Litchtenstein revient donc sur les lieux de son crime : ici, le vagin n’a pas de dents, mais il reste un lieu dangereux, non pas pour l’homme, mais pour la femme. Et, par une extension fantastique d’une intrigue toujours surprenante, pour l’enfant… Car Angelica pense que toute intrusion dans son intimité aura des conséquences sur la santé d’Angelica, comme si le cordon ombilical n’avait jamais été totalement coupé entre elles. Dans une scène démente, son mari, écumant de frustration sexuelle, lui demande de lui tailler une pipe. Elle s’exécute mais commence à suffoquer — le manque de pratique, sans doute — puis entend Angelica tousser dans son berceau. Il ne lui en faudra pas plus pour penser qu’il y a un lien entre les deux. Celui-ci prendra une forme surprenante, et Litchtenstein fera une utilisation magistrale et surtout cinématographiquement splendide des effets spéciaux pour matérialiser la menace qui pèse sur Angelica et sa mère.
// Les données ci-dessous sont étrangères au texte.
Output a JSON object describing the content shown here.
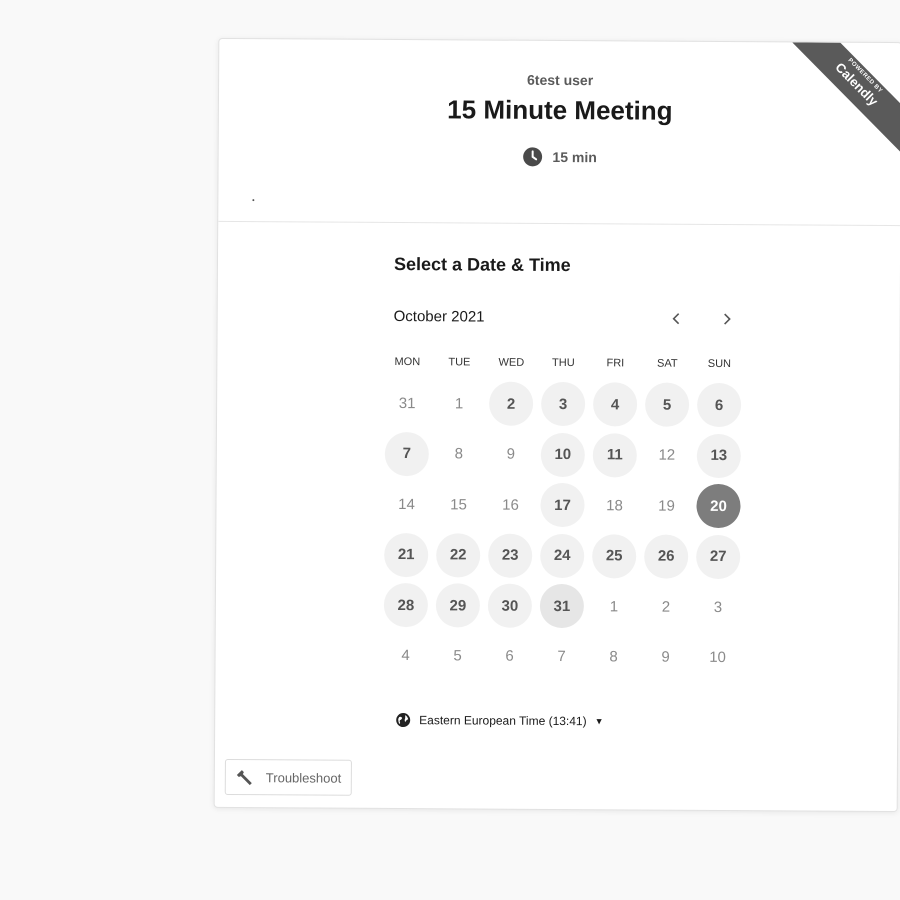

C’est cette collusion entre le gothique anglais et le cinéma d’horreur contemporain qui séduit dans Angelica. Par exemple, la photo de Dick Pope, chef op’ attitré de Mike Leigh, est très belle mais jamais assujettie aux codes du cinéma d’époque, refusant la stylisation à outrance — l’inverse de son travail sur Mr Turner, donc. Surtout, Litchtenstein fait peu à peu entrer des éléments totalement baroques, sinon camp, dans son film : d’abord cette visite dans un laboratoire où l’on pratique la vivisection, visions d’horreur parfaitement assumées à l’écran ; puis, passant de l’allusion et de la suggestion à la représentation frontale, un coïtus interruptus d’une brutalité bien peu victorienne. Angelica, c’est l’inverse de Body : dans un film ouvertement narratif, presque mainstream, le cinéaste fait entrer le malaise insidieusement. Et parvient, lui, à déranger authentiquement.